Speaking at an Oystercatchers event last week, Donnelly said marketing had become "too hung up on platforms – the latest thing to come along – when we should be a business, an industry, that is completely and utterly people-obsessed and people-centric".
"We can talk about digital, we can talk about change," she continued. "But if you put people at the heart, you’ll be successful. If you don’t, you won’t."
Dan Shute, founding partner at Creature, told ±±¾©Èü³µpk10 that he "couldn’t agree more vehemently" and argued that one of the pitfalls of the industry was the belief that new platforms rendered older ones obsolete.
He said: "Advertising is a wonderful industry to work in, at least in part because of its obsession with the new. It’s exciting and dynamic and, of course, innovation should be our lifeblood."
The problem was, Shute added, that "new-lust" often came hand in hand with "an obsession with death of the old" – even when, for instance, TV has survived the arrival of the internet intact.
"If we forget the people, then we’ve lost the fight before we even start," Shute said. "We start seeing ‘opportunities for messaging’ everywhere and forget to ask whether anyone is going to care. ‘Relevant’ is not an excuse for annoying, boring or intrusive."

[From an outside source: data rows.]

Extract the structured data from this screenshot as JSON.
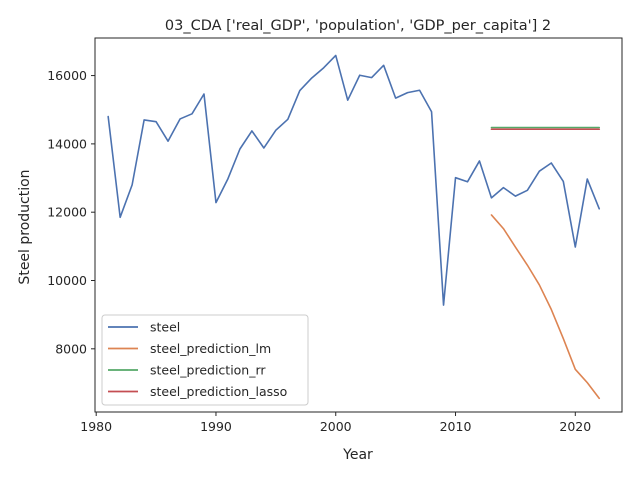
{
  "chart_data": {
    "type": "line",
    "title": "03_CDA ['real_GDP', 'population', 'GDP_per_capita'] 2",
    "xlabel": "Year",
    "ylabel": "Steel production",
    "xlim": [
      1979.9,
      2023.9
    ],
    "ylim": [
      6150,
      17100
    ],
    "xticks": [
      1980,
      1990,
      2000,
      2010,
      2020
    ],
    "yticks": [
      8000,
      10000,
      12000,
      14000,
      16000
    ],
    "grid": false,
    "legend_position": "lower-left",
    "series": [
      {
        "name": "steel",
        "color": "#4c72b0",
        "x": [
          1981,
          1982,
          1983,
          1984,
          1985,
          1986,
          1987,
          1988,
          1989,
          1990,
          1991,
          1992,
          1993,
          1994,
          1995,
          1996,
          1997,
          1998,
          1999,
          2000,
          2001,
          2002,
          2003,
          2004,
          2005,
          2006,
          2007,
          2008,
          2009,
          2010,
          2011,
          2012,
          2013,
          2014,
          2015,
          2016,
          2017,
          2018,
          2019,
          2020,
          2021,
          2022
        ],
        "y": [
          14800,
          11850,
          12800,
          14700,
          14650,
          14080,
          14730,
          14880,
          15460,
          12280,
          12980,
          13850,
          14380,
          13880,
          14400,
          14720,
          15560,
          15930,
          16230,
          16590,
          15280,
          16010,
          15940,
          16300,
          15340,
          15500,
          15570,
          14940,
          9280,
          13010,
          12890,
          13500,
          12420,
          12720,
          12470,
          12640,
          13200,
          13440,
          12900,
          10980,
          12970,
          12100
        ]
      },
      {
        "name": "steel_prediction_lm",
        "color": "#dd8452",
        "x": [
          2013,
          2014,
          2015,
          2016,
          2017,
          2018,
          2019,
          2020,
          2021,
          2022
        ],
        "y": [
          11920,
          11520,
          10980,
          10450,
          9870,
          9150,
          8300,
          7400,
          7010,
          6550
        ]
      },
      {
        "name": "steel_prediction_rr",
        "color": "#55a868",
        "x": [
          2013,
          2014,
          2015,
          2016,
          2017,
          2018,
          2019,
          2020,
          2021,
          2022
        ],
        "y": [
          14480,
          14480,
          14480,
          14480,
          14480,
          14480,
          14480,
          14480,
          14480,
          14480
        ]
      },
      {
        "name": "steel_prediction_lasso",
        "color": "#c44e52",
        "x": [
          2013,
          2014,
          2015,
          2016,
          2017,
          2018,
          2019,
          2020,
          2021,
          2022
        ],
        "y": [
          14430,
          14430,
          14430,
          14430,
          14430,
          14430,
          14430,
          14430,
          14430,
          14430
        ]
      }
    ]
  }
}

That said, platform obsession is inevitable, Fold7 chief executive Marc Nohr pointed out, because people are "wired for novelty".
"We flock like lemmings to what’s hot," he said. "But that should not obscure certain enduring truths about people and their needs, and the imperative for ideas which capture and engage our imaginations."

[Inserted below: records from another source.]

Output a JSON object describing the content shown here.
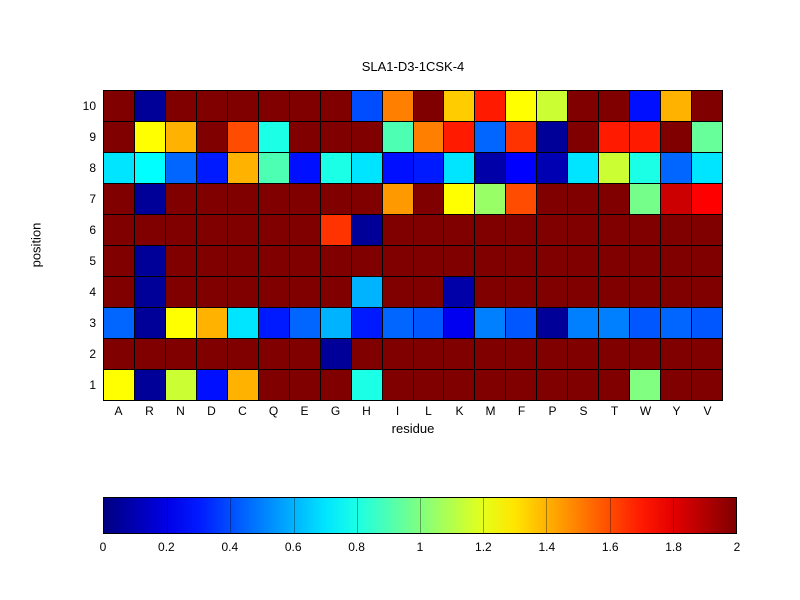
{
  "chart_data": {
    "type": "heatmap",
    "title": "SLA1-D3-1CSK-4",
    "xlabel": "residue",
    "ylabel": "position",
    "x_categories": [
      "A",
      "R",
      "N",
      "D",
      "C",
      "Q",
      "E",
      "G",
      "H",
      "I",
      "L",
      "K",
      "M",
      "F",
      "P",
      "S",
      "T",
      "W",
      "Y",
      "V"
    ],
    "y_categories": [
      "10",
      "9",
      "8",
      "7",
      "6",
      "5",
      "4",
      "3",
      "2",
      "1"
    ],
    "colormap": "jet",
    "vmin": 0,
    "vmax": 2,
    "grid": true,
    "values_rows_top_to_bottom": [
      [
        2,
        0.05,
        2,
        2,
        2,
        2,
        2,
        2,
        0.4,
        1.5,
        2,
        1.35,
        1.7,
        1.25,
        1.15,
        2,
        2,
        0.28,
        1.4,
        2
      ],
      [
        2,
        1.25,
        1.4,
        2,
        1.6,
        0.8,
        2,
        2,
        2,
        0.9,
        1.5,
        1.7,
        0.45,
        1.65,
        0.05,
        2,
        1.7,
        1.7,
        2,
        0.95
      ],
      [
        0.7,
        0.75,
        0.45,
        0.3,
        1.4,
        0.9,
        0.28,
        0.8,
        0.7,
        0.28,
        0.3,
        0.7,
        0.08,
        0.25,
        0.1,
        0.7,
        1.15,
        0.8,
        0.45,
        0.7
      ],
      [
        2,
        0.05,
        2,
        2,
        2,
        2,
        2,
        2,
        2,
        1.45,
        2,
        1.25,
        1.05,
        1.6,
        2,
        2,
        2,
        0.98,
        1.85,
        1.75
      ],
      [
        2,
        2,
        2,
        2,
        2,
        2,
        2,
        1.65,
        0.05,
        2,
        2,
        2,
        2,
        2,
        2,
        2,
        2,
        2,
        2,
        2
      ],
      [
        2,
        0.05,
        2,
        2,
        2,
        2,
        2,
        2,
        2,
        2,
        2,
        2,
        2,
        2,
        2,
        2,
        2,
        2,
        2,
        2
      ],
      [
        2,
        0.05,
        2,
        2,
        2,
        2,
        2,
        2,
        0.6,
        2,
        2,
        0.08,
        2,
        2,
        2,
        2,
        2,
        2,
        2,
        2
      ],
      [
        0.45,
        0.05,
        1.25,
        1.4,
        0.7,
        0.3,
        0.45,
        0.6,
        0.3,
        0.45,
        0.42,
        0.22,
        0.5,
        0.42,
        0.05,
        0.5,
        0.5,
        0.42,
        0.45,
        0.42
      ],
      [
        2,
        2,
        2,
        2,
        2,
        2,
        2,
        0.05,
        2,
        2,
        2,
        2,
        2,
        2,
        2,
        2,
        2,
        2,
        2,
        2
      ],
      [
        1.25,
        0.05,
        1.15,
        0.28,
        1.4,
        2,
        2,
        2,
        0.8,
        2,
        2,
        2,
        2,
        2,
        2,
        2,
        2,
        1.0,
        2,
        2
      ]
    ],
    "colorbar": {
      "orientation": "horizontal",
      "tick_values": [
        0,
        0.2,
        0.4,
        0.6,
        0.8,
        1,
        1.2,
        1.4,
        1.6,
        1.8,
        2
      ],
      "tick_labels": [
        "0",
        "0.2",
        "0.4",
        "0.6",
        "0.8",
        "1",
        "1.2",
        "1.4",
        "1.6",
        "1.8",
        "2"
      ]
    }
  }
}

However, Grey London chief executive Lucy Jameson argued that being consumer-centric did not mean standing still: "Roisin is completely right – our industry must always put people and culture first.

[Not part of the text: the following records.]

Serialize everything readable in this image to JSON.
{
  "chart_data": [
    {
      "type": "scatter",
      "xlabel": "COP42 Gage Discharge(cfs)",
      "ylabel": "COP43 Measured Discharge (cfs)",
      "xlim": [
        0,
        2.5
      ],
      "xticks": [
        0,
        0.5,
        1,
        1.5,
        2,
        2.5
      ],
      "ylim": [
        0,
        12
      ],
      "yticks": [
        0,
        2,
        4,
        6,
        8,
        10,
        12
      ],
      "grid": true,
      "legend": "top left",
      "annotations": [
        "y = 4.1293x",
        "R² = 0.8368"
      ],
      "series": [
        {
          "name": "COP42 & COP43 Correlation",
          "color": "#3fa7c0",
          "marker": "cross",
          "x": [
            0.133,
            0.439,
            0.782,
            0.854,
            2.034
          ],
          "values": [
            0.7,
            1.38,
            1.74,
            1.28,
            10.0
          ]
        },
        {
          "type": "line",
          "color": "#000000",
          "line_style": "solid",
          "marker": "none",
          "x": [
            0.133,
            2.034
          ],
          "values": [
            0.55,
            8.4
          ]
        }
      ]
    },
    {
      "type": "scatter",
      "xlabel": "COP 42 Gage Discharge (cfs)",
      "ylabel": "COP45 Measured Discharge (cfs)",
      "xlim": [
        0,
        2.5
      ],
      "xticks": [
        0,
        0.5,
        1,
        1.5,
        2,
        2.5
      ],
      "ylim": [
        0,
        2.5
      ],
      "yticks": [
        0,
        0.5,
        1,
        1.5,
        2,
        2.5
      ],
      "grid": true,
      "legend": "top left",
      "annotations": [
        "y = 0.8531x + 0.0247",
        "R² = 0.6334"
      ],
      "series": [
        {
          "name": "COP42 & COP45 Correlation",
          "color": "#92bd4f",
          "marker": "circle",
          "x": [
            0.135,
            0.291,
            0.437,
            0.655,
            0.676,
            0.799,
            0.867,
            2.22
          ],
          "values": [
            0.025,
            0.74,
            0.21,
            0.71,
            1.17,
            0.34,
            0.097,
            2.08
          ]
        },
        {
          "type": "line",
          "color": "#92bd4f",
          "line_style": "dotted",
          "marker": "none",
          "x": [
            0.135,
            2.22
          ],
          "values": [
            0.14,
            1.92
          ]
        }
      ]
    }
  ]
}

"But while the fundamentals of human behaviour don’t change, people themselves do. And technology is definitely changing behaviour."
Jameson cited the example of the growth in the number of young adults who are tee-total – a trend influenced by worries about being "cyber-shamed" on social media.
Alex Naylor, head of marketing communications at Barclaycard, said that the key to using new platforms effectively was understanding how consumers engaged with them.
"It is true that there is a big danger of platform-hopping, chasing ephemeral audiences," Naylor said. "The trick is to really understand where your audience is spending their time. Pick and prioritise a platform focus, then truly design content and experience to be optimised for that environment.